Quanto al profilo soggettivo, invece, la fattispecie in esame comprende due ipotesi autonome, che vanno tenute distinte perché, nella causazione dolosa del fallimento, questo è voluto specificamente, mentre nel fallimento conseguente ad operazioni dolose, esso è solo l'effetto - dal punto di vista della causalità materiale - di una condotta volontaria, ma non intenzionalmente diretta a produrre il dissesto fallimentare, anche se il soggetto attivo dell'operazione ha accettato il rischio dello stesso.
La prima fattispecie è, dunque, a dolo specifico, mentre la seconda è a dolo generico (cfr. RV n. 167401; 167402; RV184359; RV 214856).
E' stato osservato - Sez. 5, n. 43562 del 11/06/2019, Vigna, Rv. 277125 - come l'inciso "con dolo" indichi tutte quelle ipotesi in cui il fallimento entra nel fuoco della volontà, mentre di operazione dolosa si parla quando il fallimento pur essendo ricollegabile in termini causali ad una condotta volontaria non è voluto né previsto dall'agente. Nel primo caso il dolo investe l'evento mentre nel caso di causazione del fallimento per effetto di operazioni dolose il dolo investe la condotta. In tale seconda ipotesi la volontà deliberata, o quanto meno l'accettazione del rischio, che l'azione posta in essere si ponga come causa - unica o concorrente - del fallimento dell'impresa cui la condotta illecita si riferisce, concretizza immancabilmente l'elemento psicologico dell'agente, almeno sotto il profilo del dolo eventuale, proprio della bancarotta impropria. Invero, la fattispecie in esame si sostanzia in una ipotesi di reato a sfondo preterintenzionale, in uno alla dimostrazione della consapevolezza e volontà della natura "dolosa" delle operazioni cui fa seguito il dissesto, in relazione all'astratta prevedibilità dell'evento scaturito per effetto dell'azione antidoverosa (Sez. 5, n. 38728 del 03/04/2014, Rv. 262207; Sez. 5, n. 17690 del 18/02/2010, Rv. 247315; Sez. 5, n. 2905 del 16/12/1998, Carrino G ed altri, Rv. 212613).
Dunque, l'elemento soggettivo richiesto non è la volontà diretta a provocare lo stato di insolvenza (Sez. 5, n. 2905 del 16/12/1998, Rv, 212613), essendo sufficiente la coscienza e volontà del comportamento integrante l'operazione, con la consapevole volontà di dare al patrimonio sociale una destinazione diversa rispetto alla finalità dell'impresa e di compiere atti che cagionino, o possano cagionare, danno ai creditori (Sez. 5, n. 35093 del 04/06/2014, Sistro, Rv. 261446).

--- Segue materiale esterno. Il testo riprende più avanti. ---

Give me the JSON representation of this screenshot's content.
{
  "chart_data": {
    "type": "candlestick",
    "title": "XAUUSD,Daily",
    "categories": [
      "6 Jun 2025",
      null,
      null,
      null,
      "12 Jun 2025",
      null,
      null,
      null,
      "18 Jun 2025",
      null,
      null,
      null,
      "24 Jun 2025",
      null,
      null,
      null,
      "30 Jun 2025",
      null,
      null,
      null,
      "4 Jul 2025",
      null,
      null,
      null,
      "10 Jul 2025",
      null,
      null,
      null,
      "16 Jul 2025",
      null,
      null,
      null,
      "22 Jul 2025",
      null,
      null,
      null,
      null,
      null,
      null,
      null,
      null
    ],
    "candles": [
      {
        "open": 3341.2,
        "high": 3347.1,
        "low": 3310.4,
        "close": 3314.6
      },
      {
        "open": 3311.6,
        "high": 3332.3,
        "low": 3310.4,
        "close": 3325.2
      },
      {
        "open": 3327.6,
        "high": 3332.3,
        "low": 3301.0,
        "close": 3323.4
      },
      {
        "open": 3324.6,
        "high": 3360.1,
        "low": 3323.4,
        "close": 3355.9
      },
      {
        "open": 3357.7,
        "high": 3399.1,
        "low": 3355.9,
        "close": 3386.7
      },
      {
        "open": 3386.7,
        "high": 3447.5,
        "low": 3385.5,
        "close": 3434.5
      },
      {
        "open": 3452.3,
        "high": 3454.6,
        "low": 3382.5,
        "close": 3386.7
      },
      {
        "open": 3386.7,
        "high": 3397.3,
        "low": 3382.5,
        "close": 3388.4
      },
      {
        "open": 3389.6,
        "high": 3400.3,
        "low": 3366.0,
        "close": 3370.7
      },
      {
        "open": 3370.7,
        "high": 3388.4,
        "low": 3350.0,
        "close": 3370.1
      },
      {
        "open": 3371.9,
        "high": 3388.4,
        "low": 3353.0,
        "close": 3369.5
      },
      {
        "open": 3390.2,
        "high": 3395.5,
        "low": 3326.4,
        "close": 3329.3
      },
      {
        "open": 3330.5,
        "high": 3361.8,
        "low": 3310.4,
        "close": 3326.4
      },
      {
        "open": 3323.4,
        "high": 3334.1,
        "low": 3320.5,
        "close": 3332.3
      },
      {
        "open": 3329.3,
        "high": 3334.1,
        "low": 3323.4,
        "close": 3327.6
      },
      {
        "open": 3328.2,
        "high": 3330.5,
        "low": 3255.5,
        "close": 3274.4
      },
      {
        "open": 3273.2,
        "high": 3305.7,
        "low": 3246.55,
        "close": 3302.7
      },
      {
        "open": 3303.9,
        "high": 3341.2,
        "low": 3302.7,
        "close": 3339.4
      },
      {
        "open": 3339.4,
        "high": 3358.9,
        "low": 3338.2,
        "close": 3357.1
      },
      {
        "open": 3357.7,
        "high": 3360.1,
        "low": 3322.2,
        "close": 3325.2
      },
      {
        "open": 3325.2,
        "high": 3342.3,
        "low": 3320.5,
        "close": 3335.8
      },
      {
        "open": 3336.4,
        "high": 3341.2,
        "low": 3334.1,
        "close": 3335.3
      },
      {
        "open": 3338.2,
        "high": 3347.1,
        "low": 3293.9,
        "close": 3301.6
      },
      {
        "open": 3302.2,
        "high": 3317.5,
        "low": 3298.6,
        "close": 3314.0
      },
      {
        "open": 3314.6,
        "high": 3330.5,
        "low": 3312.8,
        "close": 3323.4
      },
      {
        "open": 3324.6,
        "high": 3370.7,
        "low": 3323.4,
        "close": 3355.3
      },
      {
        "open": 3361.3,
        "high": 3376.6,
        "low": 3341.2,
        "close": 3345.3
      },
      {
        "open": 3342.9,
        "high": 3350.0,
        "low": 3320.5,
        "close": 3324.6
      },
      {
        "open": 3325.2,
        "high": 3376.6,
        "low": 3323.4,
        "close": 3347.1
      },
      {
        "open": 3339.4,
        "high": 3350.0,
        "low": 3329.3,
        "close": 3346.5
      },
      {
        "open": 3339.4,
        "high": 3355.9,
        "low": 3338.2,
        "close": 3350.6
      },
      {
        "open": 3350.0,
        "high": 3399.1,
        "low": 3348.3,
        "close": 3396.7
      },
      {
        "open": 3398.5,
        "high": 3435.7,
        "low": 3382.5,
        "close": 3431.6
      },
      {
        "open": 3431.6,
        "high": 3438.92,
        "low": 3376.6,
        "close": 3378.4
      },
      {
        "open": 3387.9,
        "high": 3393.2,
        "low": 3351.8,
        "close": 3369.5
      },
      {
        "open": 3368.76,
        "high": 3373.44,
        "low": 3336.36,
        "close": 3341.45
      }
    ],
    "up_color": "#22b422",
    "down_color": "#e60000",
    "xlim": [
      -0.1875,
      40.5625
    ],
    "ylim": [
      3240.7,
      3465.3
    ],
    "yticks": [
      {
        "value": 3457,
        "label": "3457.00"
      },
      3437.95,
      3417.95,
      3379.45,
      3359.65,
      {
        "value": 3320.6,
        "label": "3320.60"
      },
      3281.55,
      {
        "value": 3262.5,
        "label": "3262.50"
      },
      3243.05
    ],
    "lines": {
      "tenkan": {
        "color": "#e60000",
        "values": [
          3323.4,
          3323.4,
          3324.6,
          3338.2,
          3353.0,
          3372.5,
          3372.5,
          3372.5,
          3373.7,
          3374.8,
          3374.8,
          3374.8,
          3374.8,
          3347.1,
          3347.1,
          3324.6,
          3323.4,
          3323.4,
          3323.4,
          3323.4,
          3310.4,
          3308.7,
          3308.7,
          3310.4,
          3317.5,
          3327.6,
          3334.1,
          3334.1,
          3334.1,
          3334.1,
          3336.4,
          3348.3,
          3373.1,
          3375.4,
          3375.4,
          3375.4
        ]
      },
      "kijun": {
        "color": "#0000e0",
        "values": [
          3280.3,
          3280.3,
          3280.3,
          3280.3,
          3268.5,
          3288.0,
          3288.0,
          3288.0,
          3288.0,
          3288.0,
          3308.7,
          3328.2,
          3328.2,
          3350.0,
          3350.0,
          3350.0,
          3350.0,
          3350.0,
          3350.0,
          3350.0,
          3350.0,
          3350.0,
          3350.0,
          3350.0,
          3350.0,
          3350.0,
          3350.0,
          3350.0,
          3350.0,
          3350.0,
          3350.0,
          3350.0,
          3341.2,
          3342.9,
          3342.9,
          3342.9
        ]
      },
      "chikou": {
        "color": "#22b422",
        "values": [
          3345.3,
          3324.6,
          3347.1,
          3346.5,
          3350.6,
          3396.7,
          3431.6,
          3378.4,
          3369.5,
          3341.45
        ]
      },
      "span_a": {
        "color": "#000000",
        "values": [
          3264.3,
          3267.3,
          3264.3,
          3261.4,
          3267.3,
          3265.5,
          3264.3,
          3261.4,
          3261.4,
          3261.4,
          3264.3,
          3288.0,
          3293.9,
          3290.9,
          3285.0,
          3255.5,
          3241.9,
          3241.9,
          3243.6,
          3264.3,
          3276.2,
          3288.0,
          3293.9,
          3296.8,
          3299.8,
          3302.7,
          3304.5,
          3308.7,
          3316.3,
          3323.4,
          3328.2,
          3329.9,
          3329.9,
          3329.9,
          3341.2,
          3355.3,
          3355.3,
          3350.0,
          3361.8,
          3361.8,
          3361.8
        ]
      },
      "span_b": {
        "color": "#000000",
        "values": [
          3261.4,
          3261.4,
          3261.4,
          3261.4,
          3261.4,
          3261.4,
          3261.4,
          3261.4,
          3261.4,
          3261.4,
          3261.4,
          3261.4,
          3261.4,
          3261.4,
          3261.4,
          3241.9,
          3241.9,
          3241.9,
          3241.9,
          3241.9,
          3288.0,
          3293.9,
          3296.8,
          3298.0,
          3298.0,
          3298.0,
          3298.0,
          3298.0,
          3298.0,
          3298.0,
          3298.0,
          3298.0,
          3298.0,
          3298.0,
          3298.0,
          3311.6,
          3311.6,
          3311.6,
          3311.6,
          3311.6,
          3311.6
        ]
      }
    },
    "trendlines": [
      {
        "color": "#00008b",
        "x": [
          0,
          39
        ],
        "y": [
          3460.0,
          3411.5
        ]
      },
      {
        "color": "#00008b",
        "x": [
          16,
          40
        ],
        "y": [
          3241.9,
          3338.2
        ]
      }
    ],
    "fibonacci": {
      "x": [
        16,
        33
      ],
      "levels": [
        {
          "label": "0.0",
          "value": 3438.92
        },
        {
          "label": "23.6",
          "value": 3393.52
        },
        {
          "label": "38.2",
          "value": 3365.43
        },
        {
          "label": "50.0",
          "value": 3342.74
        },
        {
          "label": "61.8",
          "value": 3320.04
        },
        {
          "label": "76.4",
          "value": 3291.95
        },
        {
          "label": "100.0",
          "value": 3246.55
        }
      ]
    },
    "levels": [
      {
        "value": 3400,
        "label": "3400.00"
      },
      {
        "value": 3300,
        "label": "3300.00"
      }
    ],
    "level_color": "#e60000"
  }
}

Sul punto la sentenza della Corte di appello è carente, ancor più a seguito del deficit di motivazione in ordine alla distrazione dei beni e alla conseguente volontà, che costituisce supporto logico anche per la prova del dolo richiesto in relazione alle due ipotesi di cui all'art. 223, comma 2, n. 2 legge fall., pure nella distinzione propria delle stesse.
Ne consegue che anche su tale profilo, in sede di rinvio, la Corte territoriale dovrà dare conto dell'elemento soggettivo in modo più puntuale, anche alla luce delle determinazioni relative alla bancarotta per distrazione dei beni.
P.Q.M.
Annulla la sentenza impugnata con rinvio per nuovo giudizio ad altra sezione della Corte di appello di Catania.